まぁ、当時のオレにとってはどこもレベルが高すぎたね。例えば、ブルースセッションに行けば暑苦しくて泥臭いアマチュアブルーズマン達がアンプ持参で本気で歌ってた。そこで学んだね。ブルースは「歌」なんだよ」。3コードだから簡単だろ、なんて迷い込んで行ったオレは完全に場違いだった。ああいうセッションはみんなほんとにギラギラしてる。だがそこがいい。聴き専で行けば楽しめただろうな。
そうですか。
逆に、練習会的なものはほんと馴れ合いが凄いからな。
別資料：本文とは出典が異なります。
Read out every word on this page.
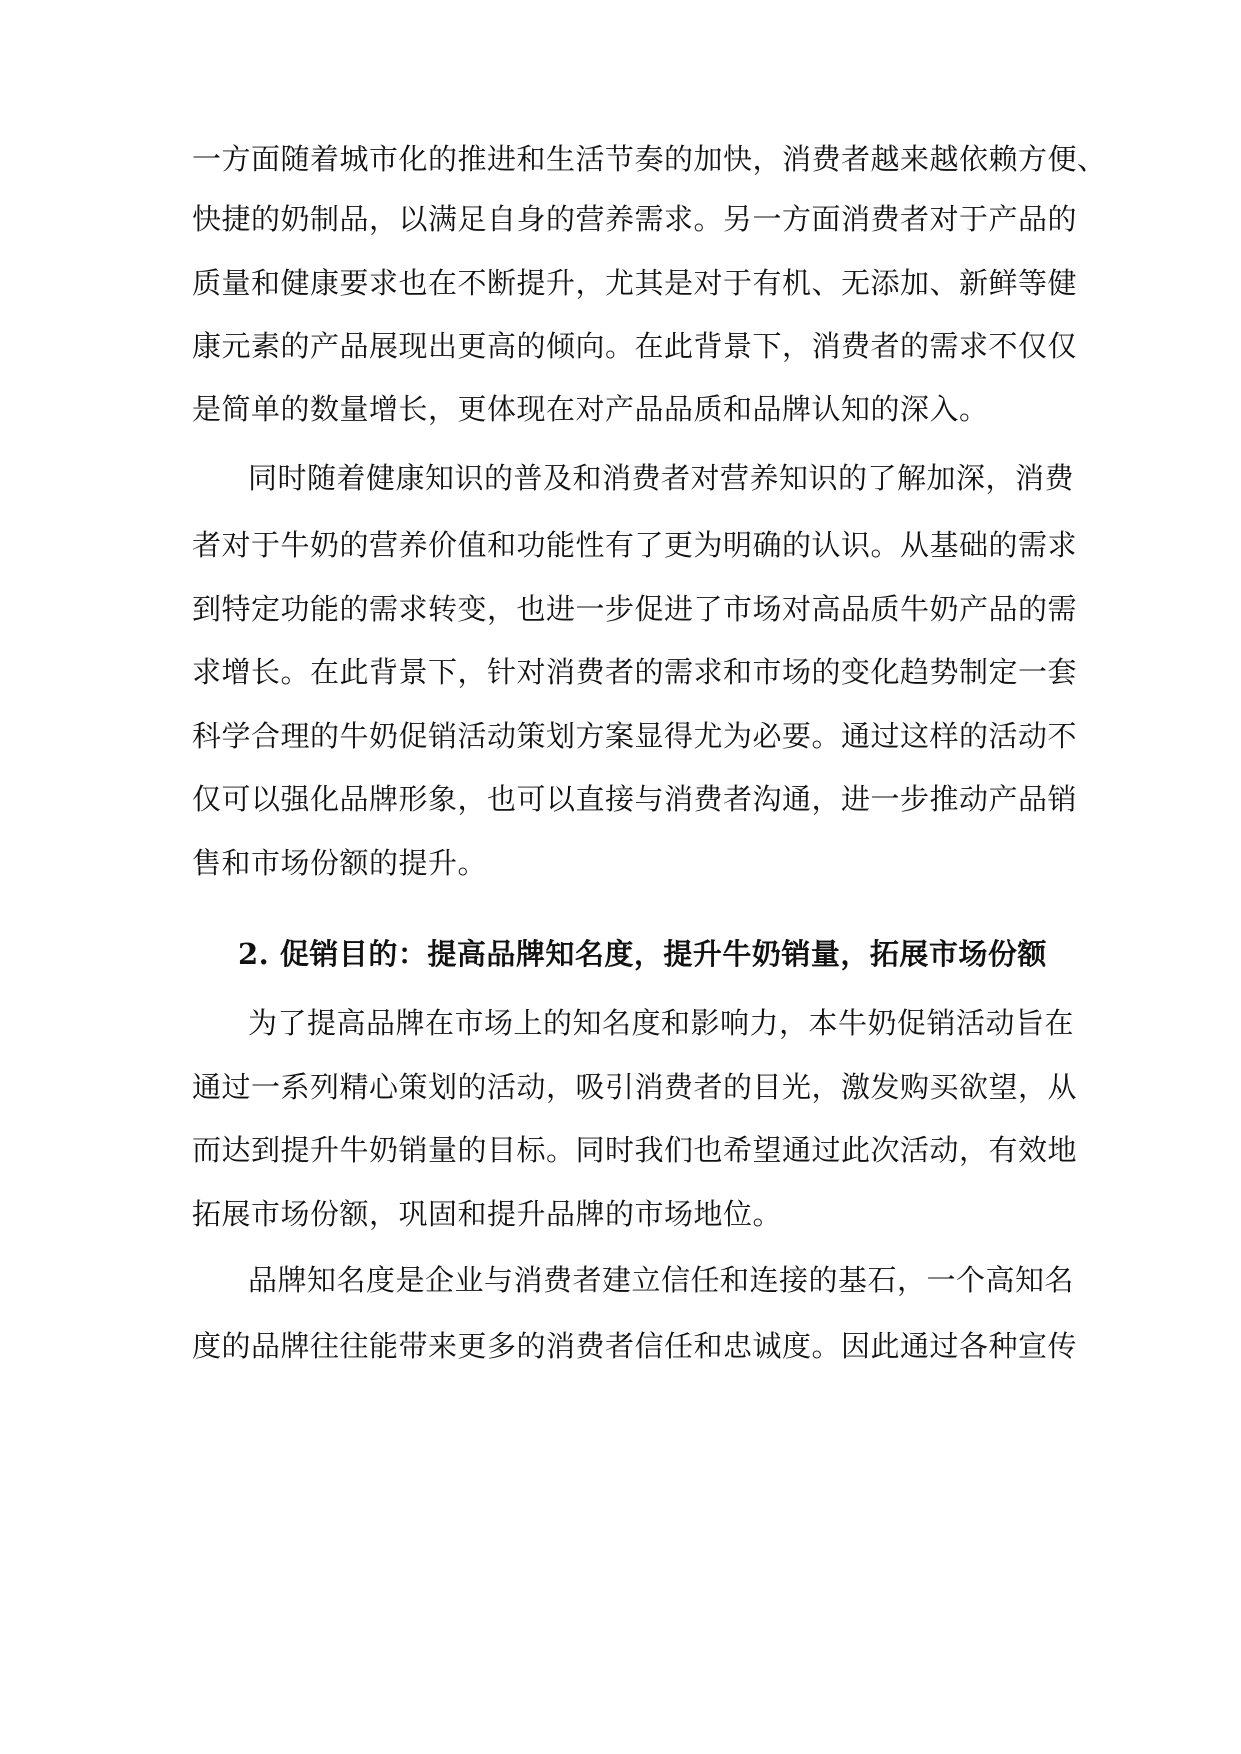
一方面随着城市化的推进和生活节奏的加快，消费者越来越依赖方便、
快捷的奶制品，以满足自身的营养需求。另一方面消费者对于产品的
质量和健康要求也在不断提升，尤其是对于有机、无添加、新鲜等健
康元素的产品展现出更高的倾向。在此背景下，消费者的需求不仅仅
是简单的数量增长，更体现在对产品品质和品牌认知的深入。
同时随着健康知识的普及和消费者对营养知识的了解加深，消费
者对于牛奶的营养价值和功能性有了更为明确的认识。从基础的需求
到特定功能的需求转变，也进一步促进了市场对高品质牛奶产品的需
求增长。在此背景下，针对消费者的需求和市场的变化趋势制定一套
科学合理的牛奶促销活动策划方案显得尤为必要。通过这样的活动不
仅可以强化品牌形象，也可以直接与消费者沟通，进一步推动产品销
售和市场份额的提升。
2. 促销目的：提高品牌知名度，提升牛奶销量，拓展市场份额
为了提高品牌在市场上的知名度和影响力，本牛奶促销活动旨在
通过一系列精心策划的活动，吸引消费者的目光，激发购买欲望，从
而达到提升牛奶销量的目标。同时我们也希望通过此次活动，有效地
拓展市场份额，巩固和提升品牌的市场地位。
品牌知名度是企业与消费者建立信任和连接的基石，一个高知名
度的品牌往往能带来更多的消费者信任和忠诚度。因此通过各种宣传
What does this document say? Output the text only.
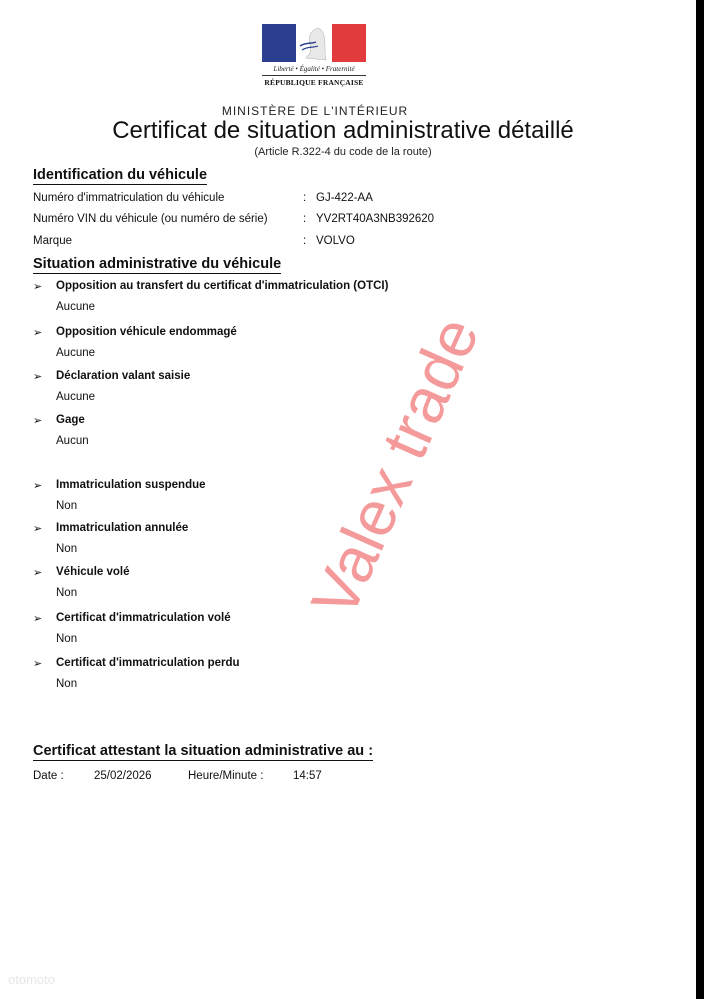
Liberté • Égalité • Fraternité
RÉPUBLIQUE FRANÇAISE
MINISTÈRE DE L'INTÉRIEUR
Certificat de situation administrative détaillé
(Article R.322-4 du code de la route)
Identification du véhicule
Numéro d'immatriculation du véhicule	: GJ-422-AA
Numéro VIN du véhicule (ou numéro de série)	: YV2RT40A3NB392620
Marque	: VOLVO
Situation administrative du véhicule
➢ Opposition au transfert du certificat d'immatriculation (OTCI)
Aucune
➢ Opposition véhicule endommagé
Aucune
➢ Déclaration valant saisie
Aucune
➢ Gage
Aucun
➢ Immatriculation suspendue
Non
➢ Immatriculation annulée
Non
➢ Véhicule volé
Non
➢ Certificat d'immatriculation volé
Non
➢ Certificat d'immatriculation perdu
Non
Certificat attestant la situation administrative au :
Date :	25/02/2026	Heure/Minute :	14:57
Valex trade
otomoto
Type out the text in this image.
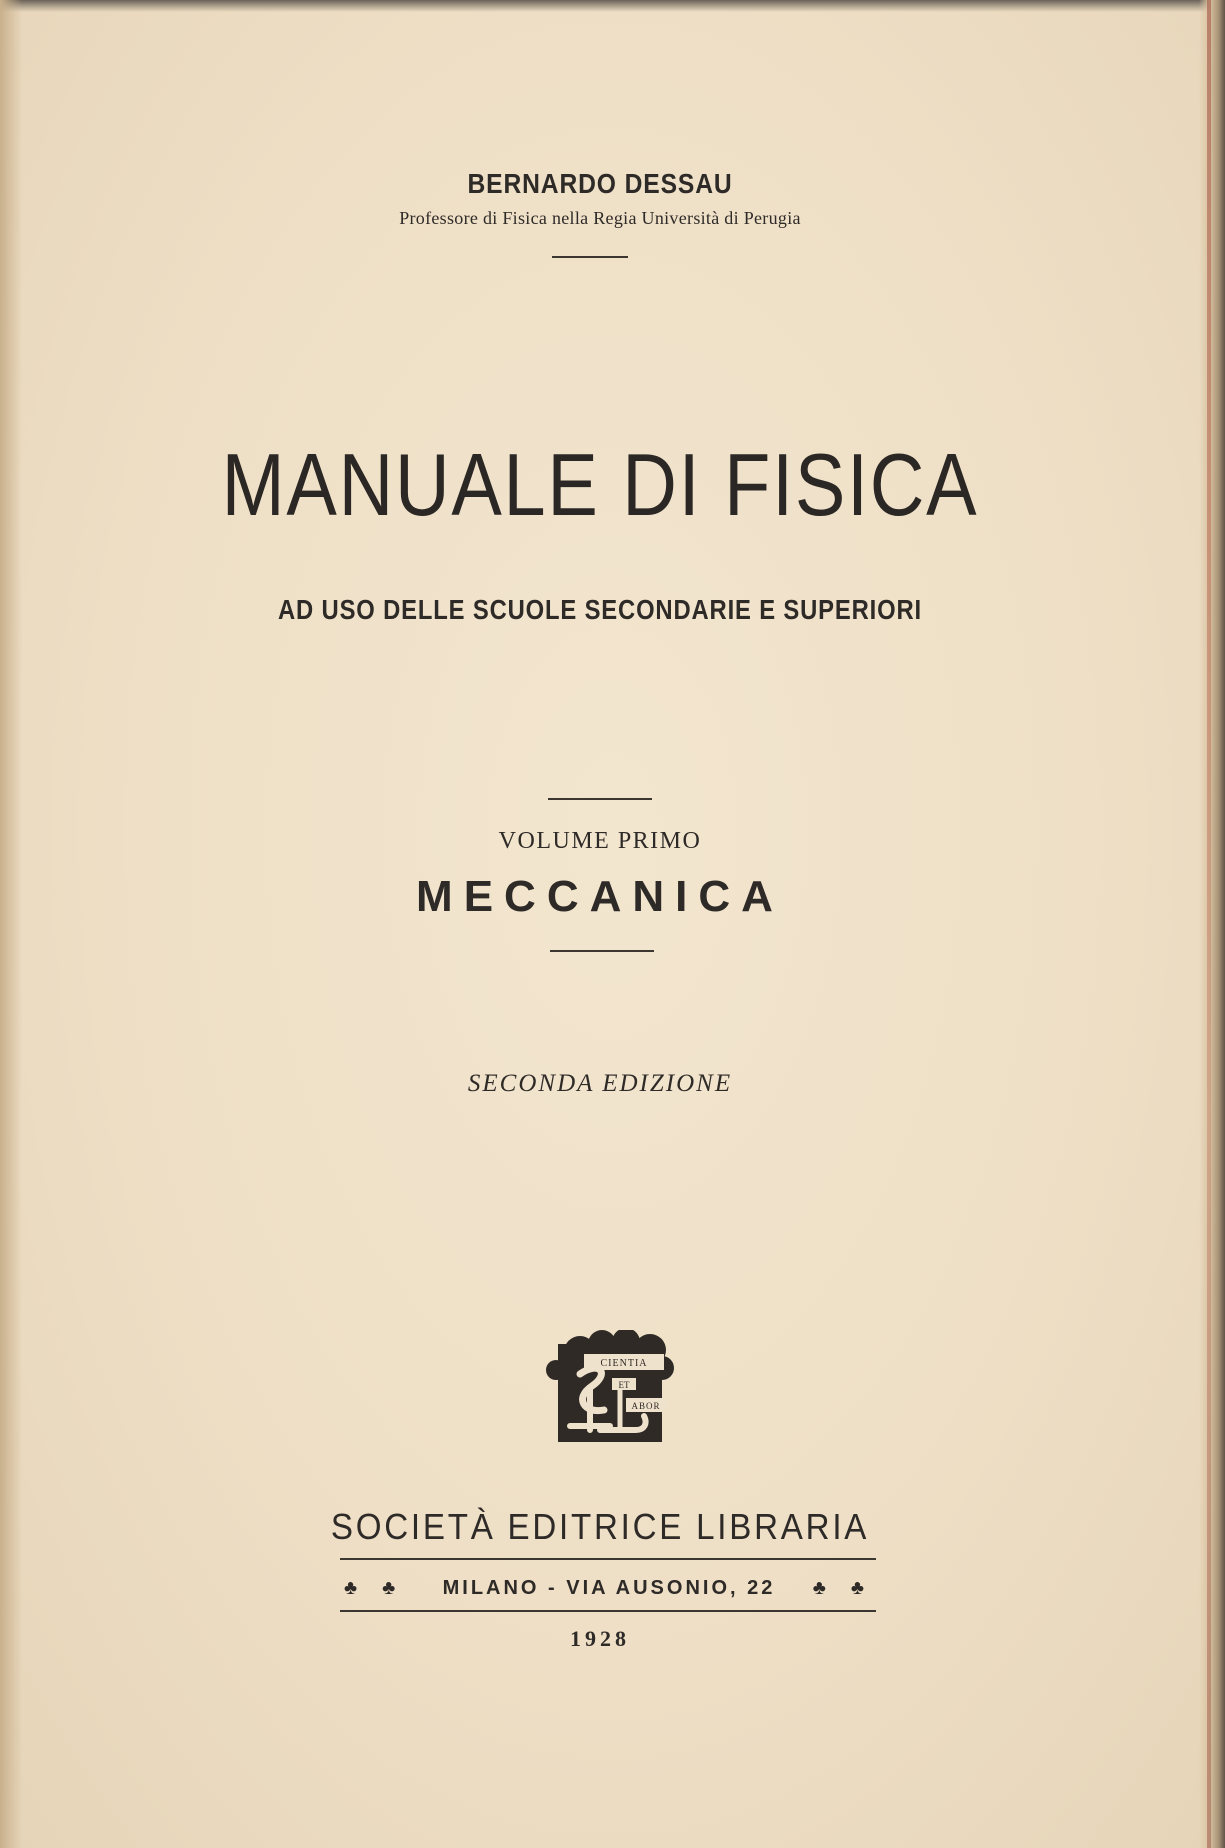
BERNARDO DESSAU
Professore di Fisica nella Regia Università di Perugia
MANUALE DI FISICA
AD USO DELLE SCUOLE SECONDARIE E SUPERIORI
VOLUME PRIMO
MECCANICA
SECONDA EDIZIONE
CIENTIA
ET
ABOR
SOCIETÀ EDITRICE LIBRARIA
♣ ♣ MILANO - VIA AUSONIO, 22 ♣ ♣
1928
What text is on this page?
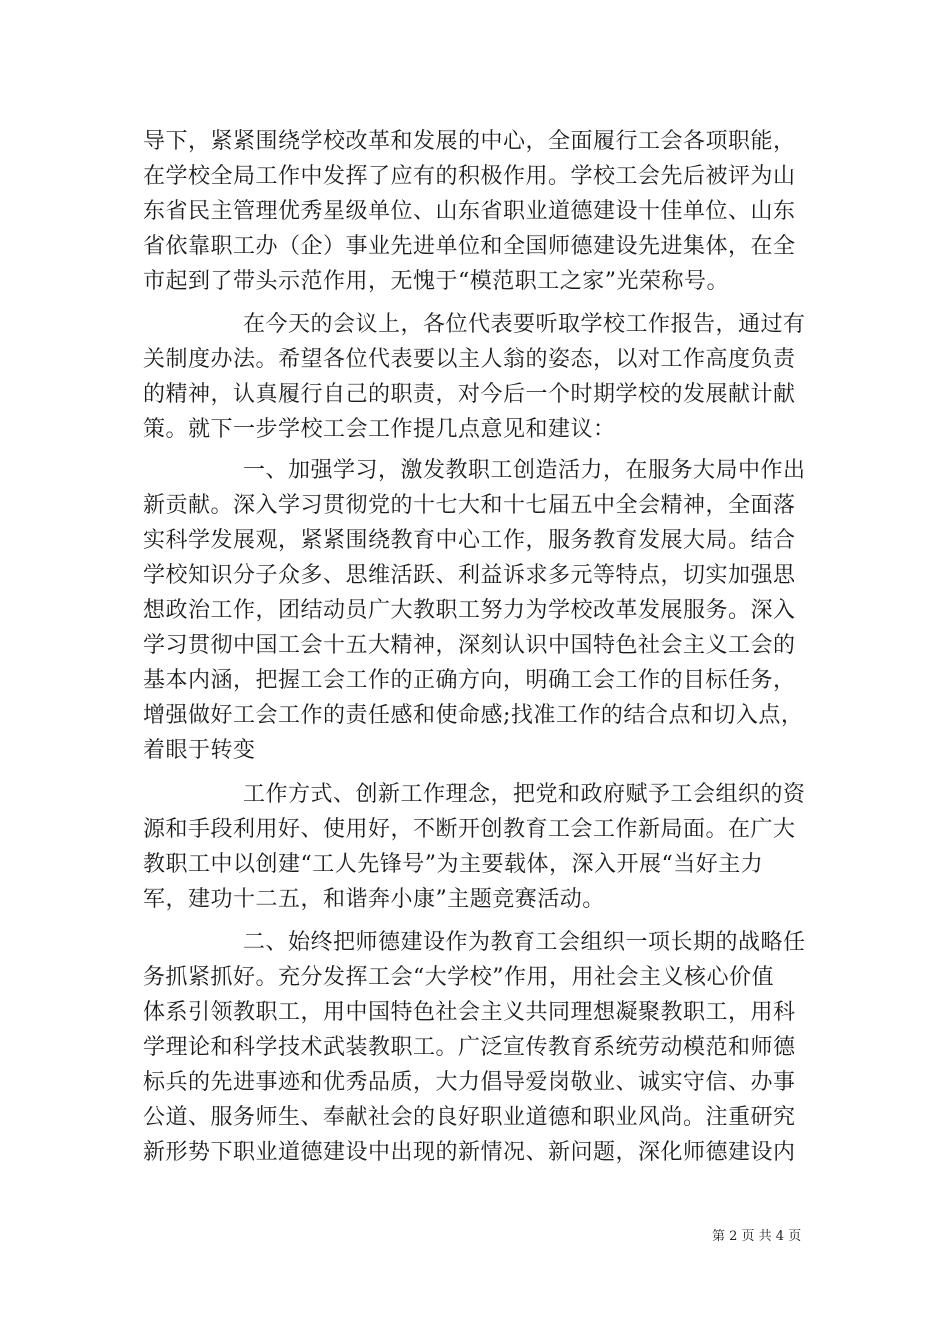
导下，紧紧围绕学校改革和发展的中心，全面履行工会各项职能，
在学校全局工作中发挥了应有的积极作用。学校工会先后被评为山
东省民主管理优秀星级单位、山东省职业道德建设十佳单位、山东
省依靠职工办（企）事业先进单位和全国师德建设先进集体，在全
市起到了带头示范作用，无愧于“模范职工之家”光荣称号。
在今天的会议上，各位代表要听取学校工作报告，通过有
关制度办法。希望各位代表要以主人翁的姿态，以对工作高度负责
的精神，认真履行自己的职责，对今后一个时期学校的发展献计献
策。就下一步学校工会工作提几点意见和建议：
一、加强学习，激发教职工创造活力，在服务大局中作出
新贡献。深入学习贯彻党的十七大和十七届五中全会精神，全面落
实科学发展观，紧紧围绕教育中心工作，服务教育发展大局。结合
学校知识分子众多、思维活跃、利益诉求多元等特点，切实加强思
想政治工作，团结动员广大教职工努力为学校改革发展服务。深入
学习贯彻中国工会十五大精神，深刻认识中国特色社会主义工会的
基本内涵，把握工会工作的正确方向，明确工会工作的目标任务，
增强做好工会工作的责任感和使命感;找准工作的结合点和切入点，
着眼于转变
工作方式、创新工作理念，把党和政府赋予工会组织的资
源和手段利用好、使用好，不断开创教育工会工作新局面。在广大
教职工中以创建“工人先锋号”为主要载体，深入开展“当好主力
军，建功十二五，和谐奔小康”主题竞赛活动。
二、始终把师德建设作为教育工会组织一项长期的战略任
务抓紧抓好。充分发挥工会“大学校”作用，用社会主义核心价值
体系引领教职工，用中国特色社会主义共同理想凝聚教职工，用科
学理论和科学技术武装教职工。广泛宣传教育系统劳动模范和师德
标兵的先进事迹和优秀品质，大力倡导爱岗敬业、诚实守信、办事
公道、服务师生、奉献社会的良好职业道德和职业风尚。注重研究
新形势下职业道德建设中出现的新情况、新问题，深化师德建设内
第 2 页 共 4 页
その中に一人で入って行くのも相当勇気が要るし「初心者の方大歓迎です」なんて書いてある広告も結構あるけど、あれほとんど嘘だからな「はじめまして!ギターSと申します!よろしくお願いします!」なんていい子ぶって参加して、「何やりますか?」「何でもいいです!」「じゃあSpainやりましょう」「えっ」みたいな感じだった。当時オレはそんな曲知らなかったから、ほんとに何もできなかった。手拍子だけはしたかな(笑)以後オレは絶対に「何でもいいです」は言わないことにした。いい勉強になったよ。
そうなんですね。
あと、マイルスカフェはほんとにオレには合わなかったな。
そうだったんですか?
全てが気に入らなかったね(笑)まず、到着して、オレは外の喫煙所で喫煙してた。そこにホストの人が来て「参加される方ですか?今日はよろしくお願いします!」と言って握手してきたんだ。
いいですね。緊張もほぐれたことでしょう。
そうか?ここは東京だぜ?ニューヨークじゃないんだ。初対面でいきなり握手してくる奴をオレは信用しないことにしている。ちょっとイラっときたね。
そうなんですか。
それで演奏が始まると、その途端ストップをかけられた。「あのー、ギターさん達は伴奏弾かないでください」分かった伴奏は弾かない。またストップだ。「あのー、そういうノリ違うんですよ。ジャズでは足でリズム取ったりしないんです」分かりました足でリズム取りません。
当時Sさんはロックだったんですか?
そうでもなかったと思うけどね。でも足でリズムとかって、今思えばジョーパスなんか凄く足でリズム取ってるだろ?何であんな事言われたのかな、、、よっぽど変な動きだったのかもな(笑)
ジャンルごとのマナーというものがありますからね。
あー、、、もう面倒くせえ、、、これでどうだ!オレは自分のソロの時スイッチング奏法で滅茶苦茶にかましてやった。いいや、もう帰れって言われるんだろ、って感じでな。そうしたらどうなったと思う?「凄いですね!あんなの初めて見ましたよ!どうやったんですか!?」だとよ(笑)要は、こっちの「男気」しか見てないってことだ。自信なさげに適当に伴奏を入れたり、ふわふわと足でリズムを取ってた時点では舐められてた。ふてくされた態度でカッコよくスイッチング奏法したら認められたんだ。そんなバカな(笑)おかしくないか?一応ジャズだぞこれ?そういうところで判断しないでほしい。オレは「音」で会話しに行ったんだ。音なんて全然聴いてくれてないじゃないか。
そうなんですか。
最初にネームプレートに名前と何を目標にして今日は参加したのかを書かされた。ああいうのもちょっとね、、、「出来るだけ具体的に書いてください。上手くなりたいからとかはダメですよ」なんて言われたかな。
いいじゃないですか。
そういうの苦手でね(笑)ああいうの書かせる奴って、ビジネス書の読みすぎだろ(笑)オレはただ遊びでギターを弾きに行っただけで、特に深い意味はなかった。
そうなんですか。
ああ、だが、奴等のそういうやり方に影響は受けたのかもしれない。それからというもの、オレはジャムセッションの度に自分の中で毎回違ったテーマを決めて臨んだ。そして、そういう活動の延長がグラミー賞に繋がったのかもしれないな。